En effet, Derna était déjà considérée comme un « émirat islamique » hors de tout contrôle des faibles autorités libyennes, avant même la proclamation de l’EI. Des combattants étrangers y sont accueillis régulièrement depuis 2011, notamment pour y être entraînés avant d’être envoyés en Irak ou en Syrie.

« Il y a des groupuscules à Derna qui auraient prêté allégeance à l’EI en quête d’une entité à même d’unifier la communauté des musulmans, conformément à la notion de la ‘gouvernance islamique’ et du califat », explique un expert en sécurité et ancien responsable libyen.
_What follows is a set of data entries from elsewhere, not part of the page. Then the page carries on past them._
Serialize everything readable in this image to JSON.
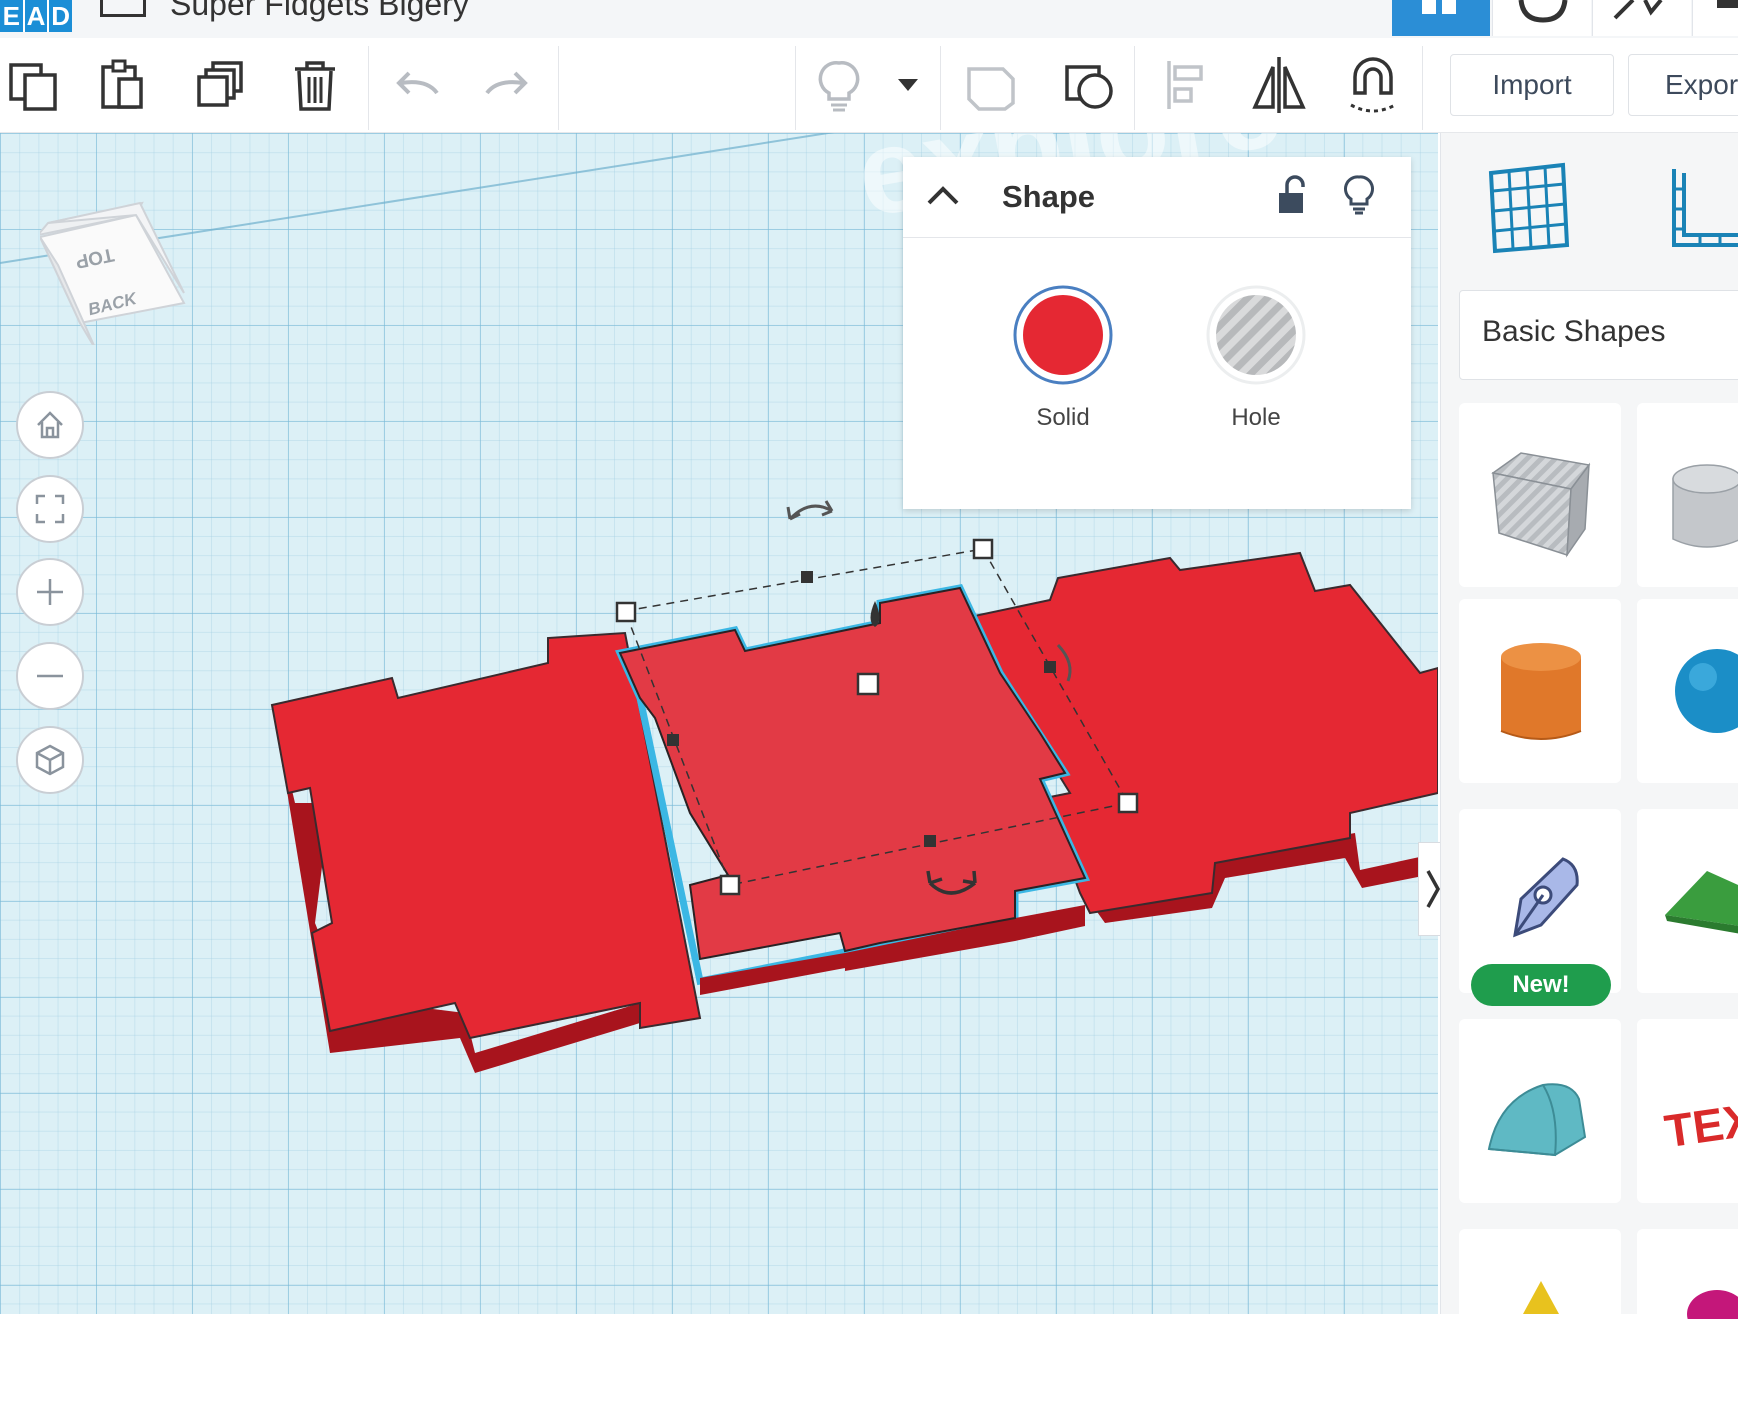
{
  "header": {
    "logo_letters": [
      "E",
      "A",
      "D"
    ],
    "project_title": "Super Fidgets Bigery"
  },
  "toolbar": {
    "import_label": "Import",
    "export_label": "Expor"
  },
  "viewcube": {
    "top_label": "TOP",
    "back_label": "BACK"
  },
  "inspector": {
    "title": "Shape",
    "solid_label": "Solid",
    "hole_label": "Hole",
    "solid_color": "#e52833",
    "hole_color": "#b7b9bb"
  },
  "shapes_panel": {
    "category": "Basic Shapes",
    "new_badge": "New!",
    "shape_colors": {
      "box": "#b8bcc0",
      "cylinder": "#e0782a",
      "sphere": "#1b8ec7",
      "roof": "#3a9d3e",
      "half_cylinder": "#5fb9c4",
      "text": "#d92a2a"
    }
  },
  "workplane": {
    "watermark": "explore",
    "object_color": "#e52833",
    "selection_color": "#3bb7e4"
  }
}
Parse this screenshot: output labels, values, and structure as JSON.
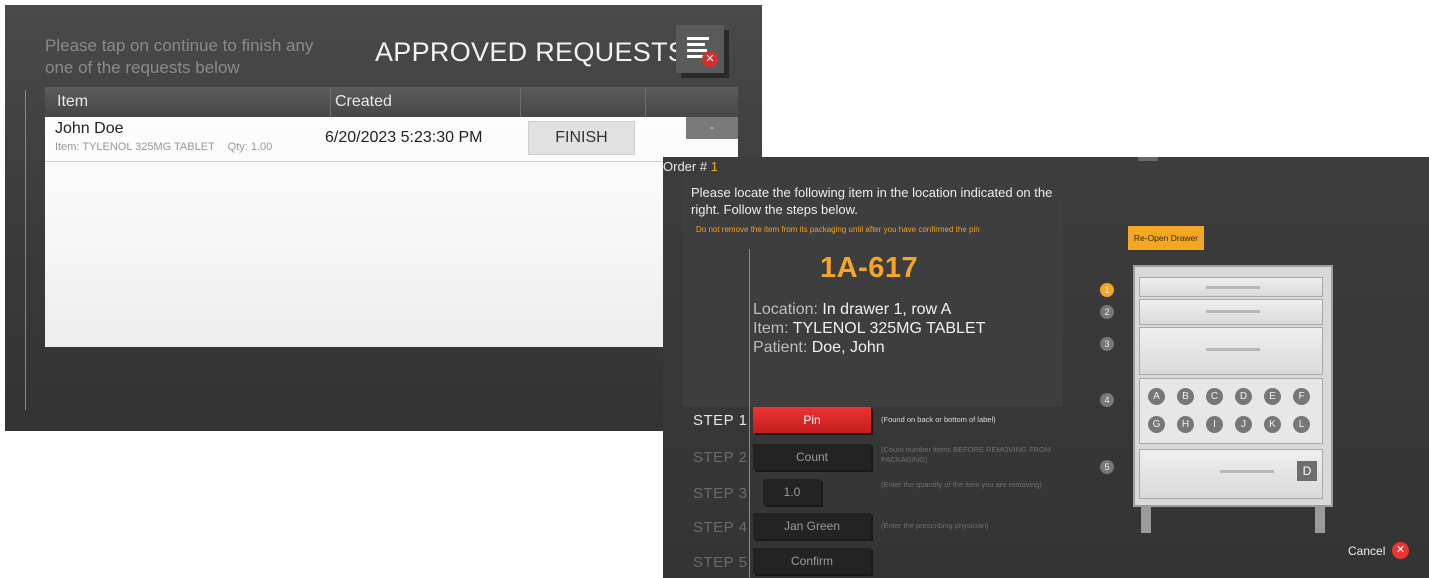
{
  "approved": {
    "instruction": "Please tap on continue to finish any one of the requests below",
    "title": "APPROVED REQUESTS",
    "columns": [
      "Item",
      "Created"
    ],
    "rows": [
      {
        "name": "John Doe",
        "item_label": "Item:",
        "item": "TYLENOL 325MG TABLET",
        "qty_label": "Qty:",
        "qty": "1.00",
        "created": "6/20/2023 5:23:30 PM",
        "action": "FINISH",
        "extra": "-"
      }
    ]
  },
  "locate": {
    "order_label": "Order #",
    "order_number": "1",
    "instruction": "Please locate the following item in the location indicated on the right. Follow the steps below.",
    "warning": "Do not remove the item from its packaging until after you have confirmed the pin",
    "code": "1A-617",
    "location_label": "Location:",
    "location": "In drawer 1, row A",
    "item_label": "Item:",
    "item": "TYLENOL 325MG TABLET",
    "patient_label": "Patient:",
    "patient": "Doe, John",
    "steps": [
      {
        "label": "STEP 1",
        "button": "Pin",
        "note": "(Found on back or bottom of label)"
      },
      {
        "label": "STEP 2",
        "button": "Count",
        "note": "(Count number items BEFORE REMOVING FROM PACKAGING)"
      },
      {
        "label": "STEP 3",
        "button": "1.0",
        "note": "(Enter the quantity of the item you are removing)"
      },
      {
        "label": "STEP 4",
        "button": "Jan Green",
        "note": "(Enter the prescribing physician)"
      },
      {
        "label": "STEP 5",
        "button": "Confirm",
        "note": ""
      }
    ],
    "reopen": "Re-Open Drawer",
    "drawer_numbers": [
      "1",
      "2",
      "3",
      "4",
      "5"
    ],
    "slot_row1": [
      "A",
      "B",
      "C",
      "D",
      "E",
      "F"
    ],
    "slot_row2": [
      "G",
      "H",
      "I",
      "J",
      "K",
      "L"
    ],
    "drawer_badge": "D",
    "cancel": "Cancel"
  },
  "colors": {
    "accent": "#f5a623",
    "danger": "#e33333"
  }
}
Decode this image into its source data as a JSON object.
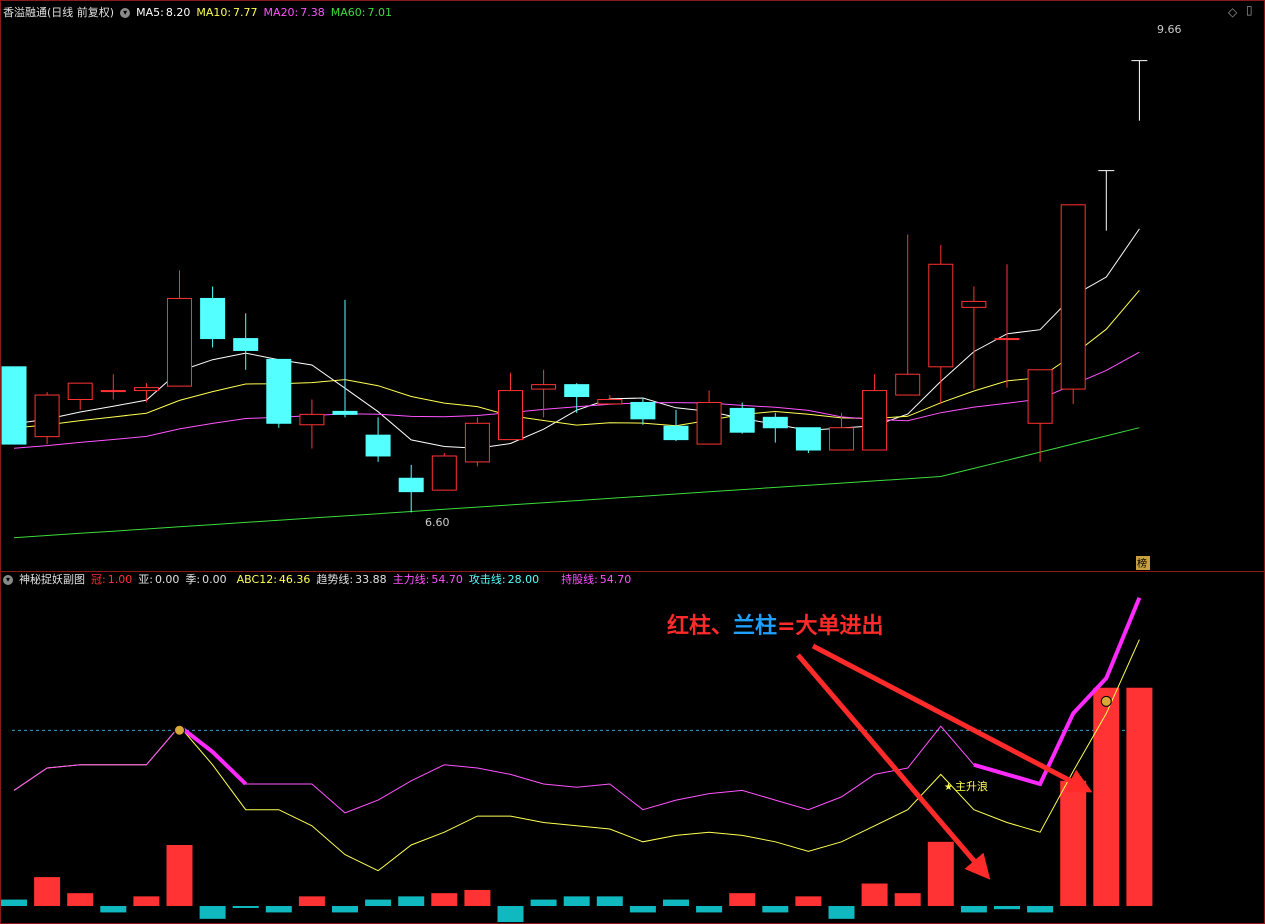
{
  "main_header": {
    "stock": "香溢融通",
    "period": "(日线 前复权)",
    "ma5_label": "MA5:",
    "ma5_value": "8.20",
    "ma10_label": "MA10:",
    "ma10_value": "7.77",
    "ma20_label": "MA20:",
    "ma20_value": "7.38",
    "ma60_label": "MA60:",
    "ma60_value": "7.01"
  },
  "sub_header": {
    "title": "神秘捉妖副图",
    "guan_label": "冠:",
    "guan_value": "1.00",
    "ya_label": "亚:",
    "ya_value": "0.00",
    "ji_label": "季:",
    "ji_value": "0.00",
    "abc_label": "ABC12:",
    "abc_value": "46.36",
    "trend_label": "趋势线:",
    "trend_value": "33.88",
    "main_label": "主力线:",
    "main_value": "54.70",
    "attack_label": "攻击线:",
    "attack_value": "28.00",
    "hold_label": "持股线:",
    "hold_value": "54.70"
  },
  "annotation": {
    "part1": "红柱、",
    "part2": "兰柱",
    "part3": "=大单进出",
    "signal": "主升浪",
    "high_label": "9.66",
    "low_label": "6.60",
    "corner_tag": "榜"
  },
  "colors": {
    "up": "#ff3333",
    "down": "#54ffff",
    "ma5": "#ffffff",
    "ma10": "#ffff54",
    "ma20": "#ff54ff",
    "ma60": "#3cdc3c",
    "annot_red": "#ff2a2a",
    "annot_blue": "#1ea0ff"
  },
  "chart_data": [
    {
      "type": "candlestick",
      "title": "香溢融通 (日线 前复权)",
      "price_range": [
        6.3,
        9.9
      ],
      "candles": [
        {
          "o": 7.6,
          "h": 7.6,
          "l": 7.08,
          "c": 7.08
        },
        {
          "o": 7.13,
          "h": 7.43,
          "l": 7.08,
          "c": 7.41
        },
        {
          "o": 7.38,
          "h": 7.49,
          "l": 7.31,
          "c": 7.49
        },
        {
          "o": 7.44,
          "h": 7.55,
          "l": 7.38,
          "c": 7.44
        },
        {
          "o": 7.44,
          "h": 7.49,
          "l": 7.36,
          "c": 7.46
        },
        {
          "o": 7.47,
          "h": 8.25,
          "l": 7.47,
          "c": 8.06
        },
        {
          "o": 8.06,
          "h": 8.14,
          "l": 7.73,
          "c": 7.79
        },
        {
          "o": 7.79,
          "h": 7.96,
          "l": 7.58,
          "c": 7.71
        },
        {
          "o": 7.65,
          "h": 7.65,
          "l": 7.19,
          "c": 7.22
        },
        {
          "o": 7.21,
          "h": 7.38,
          "l": 7.05,
          "c": 7.28
        },
        {
          "o": 7.3,
          "h": 8.05,
          "l": 7.26,
          "c": 7.28
        },
        {
          "o": 7.14,
          "h": 7.26,
          "l": 6.96,
          "c": 7.0
        },
        {
          "o": 6.85,
          "h": 6.94,
          "l": 6.62,
          "c": 6.76
        },
        {
          "o": 6.77,
          "h": 7.02,
          "l": 6.77,
          "c": 7.0
        },
        {
          "o": 6.96,
          "h": 7.26,
          "l": 6.93,
          "c": 7.22
        },
        {
          "o": 7.11,
          "h": 7.56,
          "l": 7.11,
          "c": 7.44
        },
        {
          "o": 7.45,
          "h": 7.58,
          "l": 7.26,
          "c": 7.48
        },
        {
          "o": 7.48,
          "h": 7.49,
          "l": 7.29,
          "c": 7.4
        },
        {
          "o": 7.35,
          "h": 7.41,
          "l": 7.35,
          "c": 7.38
        },
        {
          "o": 7.36,
          "h": 7.39,
          "l": 7.21,
          "c": 7.25
        },
        {
          "o": 7.2,
          "h": 7.31,
          "l": 7.1,
          "c": 7.11
        },
        {
          "o": 7.08,
          "h": 7.44,
          "l": 7.08,
          "c": 7.36
        },
        {
          "o": 7.32,
          "h": 7.36,
          "l": 7.15,
          "c": 7.16
        },
        {
          "o": 7.26,
          "h": 7.29,
          "l": 7.09,
          "c": 7.19
        },
        {
          "o": 7.19,
          "h": 7.19,
          "l": 7.02,
          "c": 7.04
        },
        {
          "o": 7.04,
          "h": 7.29,
          "l": 7.04,
          "c": 7.19
        },
        {
          "o": 7.04,
          "h": 7.55,
          "l": 7.04,
          "c": 7.44
        },
        {
          "o": 7.41,
          "h": 8.49,
          "l": 7.41,
          "c": 7.55
        },
        {
          "o": 7.6,
          "h": 8.42,
          "l": 7.35,
          "c": 8.29
        },
        {
          "o": 8.0,
          "h": 8.14,
          "l": 7.45,
          "c": 8.04
        },
        {
          "o": 7.79,
          "h": 8.29,
          "l": 7.46,
          "c": 7.79
        },
        {
          "o": 7.22,
          "h": 7.58,
          "l": 6.96,
          "c": 7.58
        },
        {
          "o": 7.45,
          "h": 8.69,
          "l": 7.35,
          "c": 8.69
        },
        {
          "o": 8.92,
          "h": 8.92,
          "l": 8.92,
          "c": 8.92
        },
        {
          "o": 9.66,
          "h": 9.66,
          "l": 9.66,
          "c": 9.66
        }
      ],
      "ma_periods": [
        5,
        10,
        20,
        60
      ]
    },
    {
      "type": "bar+line",
      "title": "神秘捉妖副图",
      "y_range": [
        0,
        100
      ],
      "reference_line": 54.7,
      "bars": [
        2,
        9,
        4,
        -2,
        3,
        19,
        -4,
        0,
        -2,
        3,
        -2,
        2,
        3,
        4,
        5,
        -5,
        2,
        3,
        3,
        -2,
        2,
        -2,
        4,
        -2,
        3,
        -4,
        7,
        4,
        20,
        -2,
        -1,
        -2,
        39,
        68,
        68
      ],
      "bar_colors": [
        "down",
        "up",
        "up",
        "down",
        "up",
        "up",
        "down",
        "down",
        "down",
        "up",
        "down",
        "down",
        "down",
        "up",
        "up",
        "down",
        "down",
        "down",
        "down",
        "down",
        "down",
        "down",
        "up",
        "down",
        "up",
        "down",
        "up",
        "up",
        "up",
        "down",
        "down",
        "down",
        "up",
        "up",
        "up"
      ],
      "main_line": [
        36,
        43,
        44,
        44,
        44,
        56,
        48,
        38,
        38,
        38,
        29,
        33,
        39,
        44,
        43,
        41,
        38,
        37,
        38,
        30,
        33,
        35,
        36,
        33,
        30,
        34,
        41,
        43,
        56,
        44,
        41,
        38,
        60,
        71,
        96
      ],
      "attack_line": [
        36,
        43,
        44,
        44,
        44,
        56,
        44,
        30,
        30,
        25,
        16,
        11,
        19,
        23,
        28,
        28,
        26,
        25,
        24,
        20,
        22,
        23,
        22,
        20,
        17,
        20,
        25,
        30,
        41,
        30,
        26,
        23,
        42,
        60,
        83
      ]
    }
  ]
}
« Mais les différences idéologiques avec d’autres groupes djihadistes et la guerre menée par la coalition internationale ont fait que ces groupuscules optent jusqu’ici pour la discrétion ou partent tout simplement combattre en Irak et en Syrie », ajoute cet expert ayant requis l’anonymat pour des raisons de sécurité.

Au quotidien, « la vie est normale à Derna », selon un habitant de la ville. « Tu sors, tu fais des courses, tu visites tes proches, personne ne s’en prend à toi. Mais si tu es de la police, de l’armée ou de la magistrature, tu es mort », témoigne-t-il.